Von 2003 bis 2021 regierte die ÖVP in Graz. Die Schulden der Stadt explodierten in diesem Zeitraum auf 1,7 Milliarden Euro. Vom Stadtrechnungshof bekam Ex-Bürgermeister Siegfried Nagl dafür ein vernichtendes Zeugnis ausgestellt. Jetzt haben Ukraine-Krieg, Energiekrise und Inflation zu einer Verschärfung der Situation geführt.
Am 26. September 2021 präsentierten die Grazer Wählerinnen und Wähler Siegfried Nagl (ÖVP) die Rechnung für Verbauung, Verkehrschaos und Mietpreisexplosionen. Seine Partei verlor über zehn Prozent der Stimmen. Einen Monat später wählte eine Koalition aus KPÖ, SPÖ und Grünen die Kommunistin Elke Kahr zur Bürgermeisterin.
Wie schlimm die Finanzsituation der Stadt ist, stellte sich schnell heraus. Im Dezember 2021 zerriss der Stadtrechnungshof die Budgetpolitik der vormaligen ÖVP-Stadtregierung – die NeueZeit hat berichtet. Der Schuldenberg der Stadt Graz wuchs während Nagls Amtszeit auf 1,7 Milliarden Euro an. Neben bekannten Fantasieprojekten wie die Murgondel, die Plabutschbahn und die Olympia-Bewerbung war dafür auch das Immobilien-Management verantwortlich. Zusätzlich warf der Rechnungshof der ÖVP-Stadtregierung vor, Schulden verschleiert zu haben.
Deshalb explodierte das Minus in Nagls Amtszeit von 500 Millionen auf 1,7 Milliarden Euro. Die rot-rot-grüne Koalition startete damit mit hohen Altlasten.
Trotz der angespannten Finanzlage investierte die neue Stadtregierung in den ersten Monaten in soziale Projekte. Unter anderem erleichterte sie den Zugang zur Sozialcard und verzichtete auf Gebührenerhöhungen. Um Spekulanten zur Kasse zu bitten, beschloss Rot-Rot-Grün außerdem die Einführung einer Abgabe für leerstehende Wohnungen.

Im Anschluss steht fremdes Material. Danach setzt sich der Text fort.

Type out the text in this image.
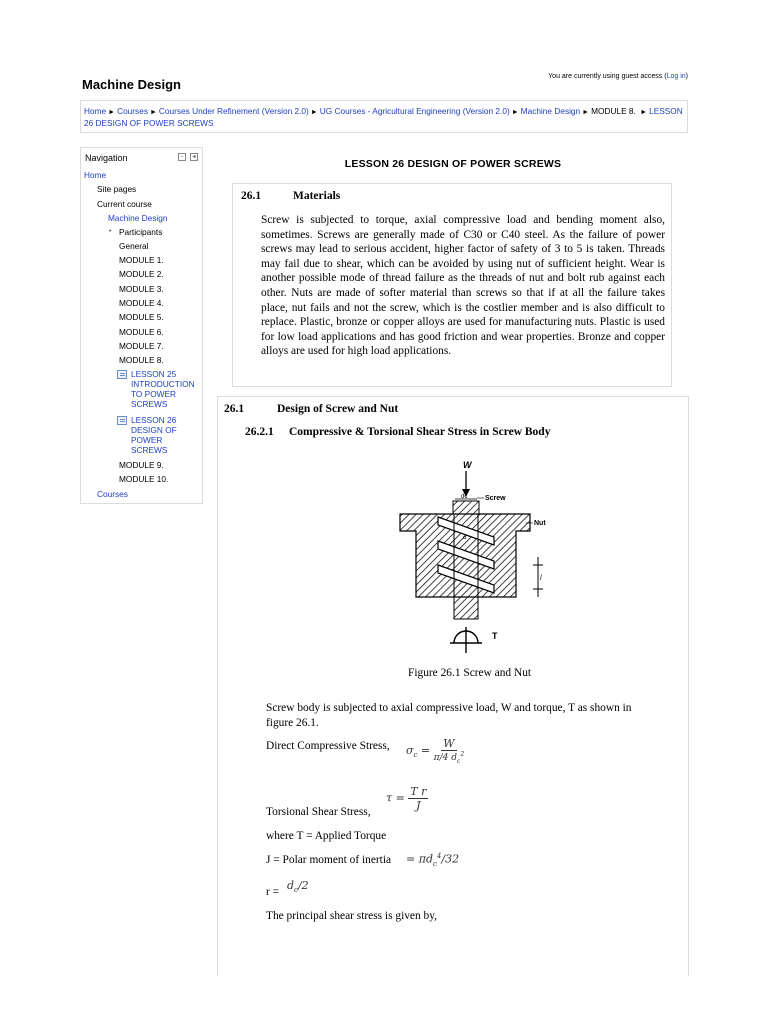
Machine Design
You are currently using guest access (Log in)
Home ► Courses ► Courses Under Refinement (Version 2.0) ► UG Courses - Agricultural Engineering (Version 2.0) ► Machine Design ► MODULE 8. ► LESSON 26 DESIGN OF POWER SCREWS
Navigation	−	◂
Home
Site pages
Current course
Machine Design
• Participants
General
MODULE 1.
MODULE 2.
MODULE 3.
MODULE 4.
MODULE 5.
MODULE 6.
MODULE 7.
MODULE 8.
LESSON 25
INTRODUCTION
TO POWER
SCREWS
LESSON 26
DESIGN OF
POWER
SCREWS
MODULE 9.
MODULE 10.
Courses
LESSON 26 DESIGN OF POWER SCREWS
26.1	Materials
Screw is subjected to torque, axial compressive load and bending moment also, sometimes. Screws are generally made of C30 or C40 steel. As the failure of power screws may lead to serious accident, higher factor of safety of 3 to 5 is taken. Threads may fail due to shear, which can be avoided by using nut of sufficient height. Wear is another possible mode of thread failure as the threads of nut and bolt rub against each other. Nuts are made of softer material than screws so that if at all the failure takes place, nut fails and not the screw, which is the costlier member and is also difficult to replace. Plastic, bronze or copper alloys are used for manufacturing nuts. Plastic is used for low load applications and has good friction and wear properties. Bronze and copper alloys are used for high load applications.
26.1	Design of Screw and Nut
26.2.1 Compressive & Torsional Shear Stress in Screw Body
W
dc	Screw
Nut
d
l
T
Figure 26.1 Screw and Nut
Screw body is subjected to axial compressive load, W and torque, T as shown in
figure 26.1.
Direct Compressive Stress, $\sigma_c = \frac{W}{\pi/4 d_c^2}$
$\tau = \frac{\text{T r}}{J}$
Torsional Shear Stress,
where T = Applied Torque
J = Polar moment of inertia = $\pi d_c^4/32$
$r = d_c/2$
The principal shear stress is given by,
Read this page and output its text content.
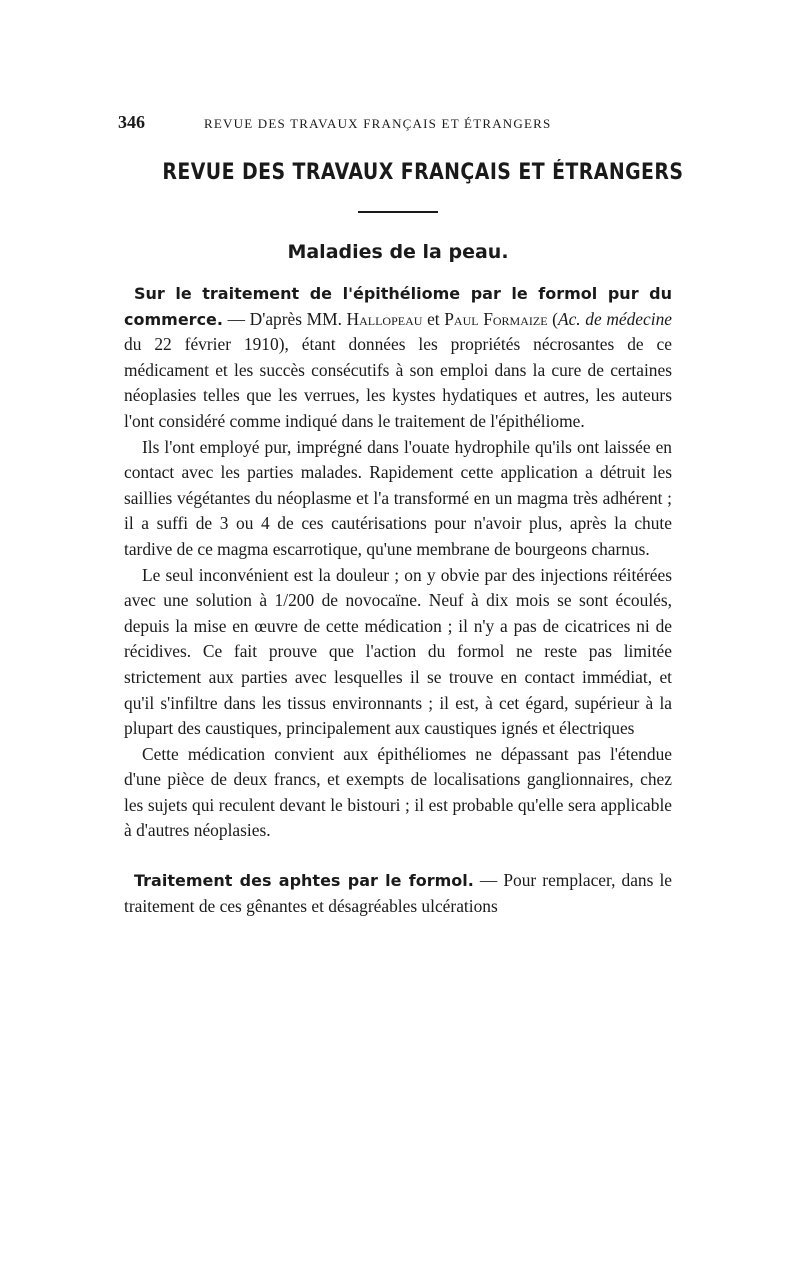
346	REVUE DES TRAVAUX FRANÇAIS ET ÉTRANGERS
REVUE DES TRAVAUX FRANÇAIS ET ÉTRANGERS
Maladies de la peau.

Sur le traitement de l'épithéliome par le formol pur du commerce. — D'après MM. Hallopeau et Paul Formaize (Ac. de médecine du 22 février 1910), étant données les propriétés nécrosantes de ce médicament et les succès consécutifs à son emploi dans la cure de certaines néoplasies telles que les verrues, les kystes hydatiques et autres, les auteurs l'ont considéré comme indiqué dans le traitement de l'épithéliome.

Ils l'ont employé pur, imprégné dans l'ouate hydrophile qu'ils ont laissée en contact avec les parties malades. Rapidement cette application a détruit les saillies végétantes du néoplasme et l'a transformé en un magma très adhérent ; il a suffi de 3 ou 4 de ces cautérisations pour n'avoir plus, après la chute tardive de ce magma escarrotique, qu'une membrane de bourgeons charnus.

Le seul inconvénient est la douleur ; on y obvie par des injections réitérées avec une solution à 1/200 de novocaïne. Neuf à dix mois se sont écoulés, depuis la mise en œuvre de cette médication ; il n'y a pas de cicatrices ni de récidives. Ce fait prouve que l'action du formol ne reste pas limitée strictement aux parties avec lesquelles il se trouve en contact immédiat, et qu'il s'infiltre dans les tissus environnants ; il est, à cet égard, supérieur à la plupart des caustiques, principalement aux caustiques ignés et électriques

Cette médication convient aux épithéliomes ne dépassant pas l'étendue d'une pièce de deux francs, et exempts de localisations ganglionnaires, chez les sujets qui reculent devant le bistouri ; il est probable qu'elle sera applicable à d'autres néoplasies.

Traitement des aphtes par le formol. — Pour remplacer, dans le traitement de ces gênantes et désagréables ulcérations
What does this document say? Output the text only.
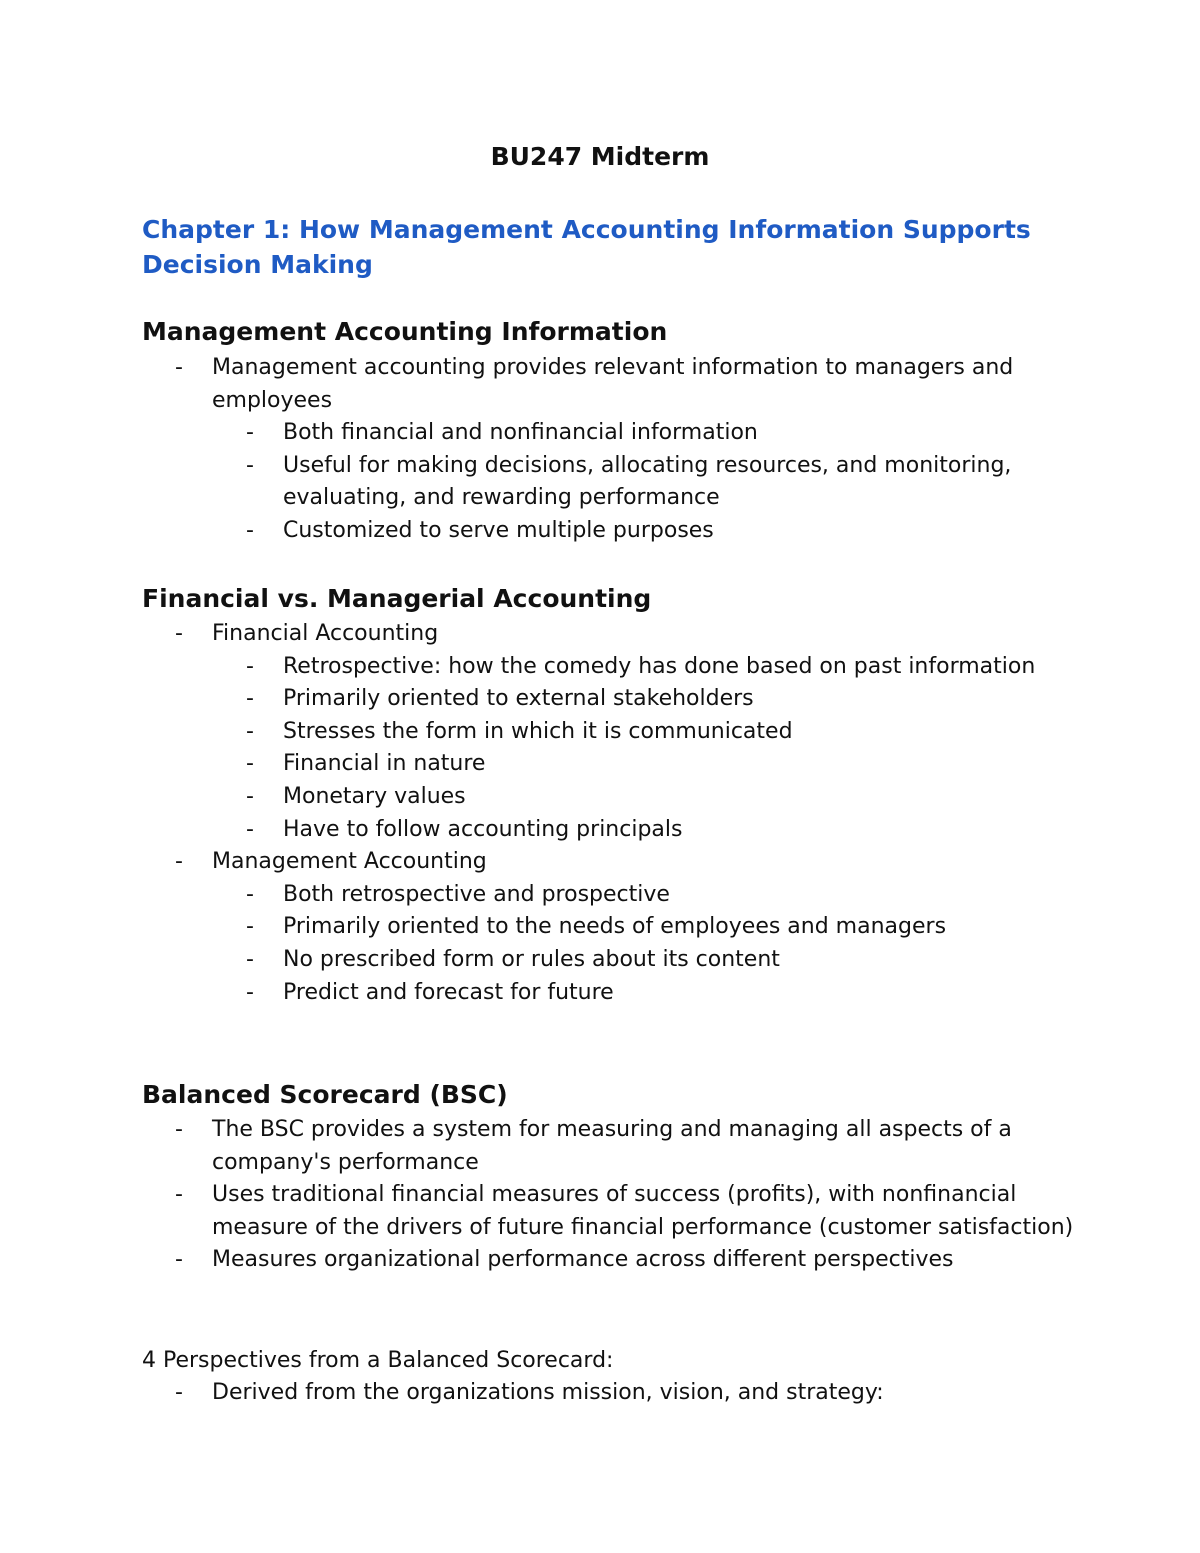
BU247 Midterm
Chapter 1: How Management Accounting Information Supports Decision Making
Management Accounting Information
- Management accounting provides relevant information to managers and employees
- Both financial and nonfinancial information
- Useful for making decisions, allocating resources, and monitoring, evaluating, and rewarding performance
- Customized to serve multiple purposes
Financial vs. Managerial Accounting
- Financial Accounting
- Retrospective: how the comedy has done based on past information
- Primarily oriented to external stakeholders
- Stresses the form in which it is communicated
- Financial in nature
- Monetary values
- Have to follow accounting principals
- Management Accounting
- Both retrospective and prospective
- Primarily oriented to the needs of employees and managers
- No prescribed form or rules about its content
- Predict and forecast for future
Balanced Scorecard (BSC)
- The BSC provides a system for measuring and managing all aspects of a company's performance
- Uses traditional financial measures of success (profits), with nonfinancial measure of the drivers of future financial performance (customer satisfaction)
- Measures organizational performance across different perspectives
4 Perspectives from a Balanced Scorecard:
- Derived from the organizations mission, vision, and strategy:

Der Ukraine-Krieg und seine Folgen verschlechterten die Budgetsituation jedoch schnell. So wie viele andere Gemeinden in Österreich hat Graz mit steigenden Energiekosten und einer der Teuerung zu kämpfen.
Erschwerend kam hinzu, dass Finanzstadtrat Manfred Eber (KPÖ) und Finanzdirektor Stefan Tschikof oft keine gute Figur machten. Immer öfter war aus Rathaus-Kreisen von handwerklichen Fehlern die Rede. Tschikof, der noch von Nagl eingesetzt worden war, ist mittlerweile zurückgetreten.
Die Situation spitzte sich bis November so weit zu, dass der Stadtrechnungshof schließlich vor der Pleite warnte. Im schlimmsten Fall droht die Einsetzung eines Regierungskommissärs. Neuwahlen wären die Folge.
Nach Erscheinen des Rechnungshofberichts gingen die politischen Wogen in Graz hoch. Die Linkskoalition nahm die Entwicklung zur Kenntnis und konzentrierte sich auf die Lösung des Finanzproblems. Im Gegensatz dazu schürt die ÖVP Panik. Sie macht KPÖ, SPÖ und Grüne für die Situation verantwortlich und streitet jegliche Mitverantwortung ab. Wortführer ist dabei ironischerweise der jetzige Kulturstadtrat Günter Riegler, der zwischen 2017 und 2021 für die Finanzen verantwortlich war. Alleine in seiner Amtszeit stiegen die Schulden der Stadt von 1,2 auf 1,7 Milliarden Euro.
Neben der moralischen Fragwürdigkeit der ÖVP-Taktik hat die Panikmache wohl auch konkrete Auswirkungen. Das ständige Schlechtreden vonseiten der Ex-Regierungspartei schadet dem Ansehen der Stadt bei potenziellen Investoren.
Die rot-rot-grüne Koalition arbeitet unterdessen an einer Lösung des Finanzproblems. Für Doris Kampus, Vorsitzende der SPÖ-Graz, ist es Zeit „die Ärmel hochzukrempeln, um zu arbeiten“. Aus diesem Grund kam es auch zur Einberufung einer außerordentlichen Gemeinderatssitzung, bei der es ausschließlich um die Finanzkrise gehen wird. Die Sondersitzung findet am 28. November statt.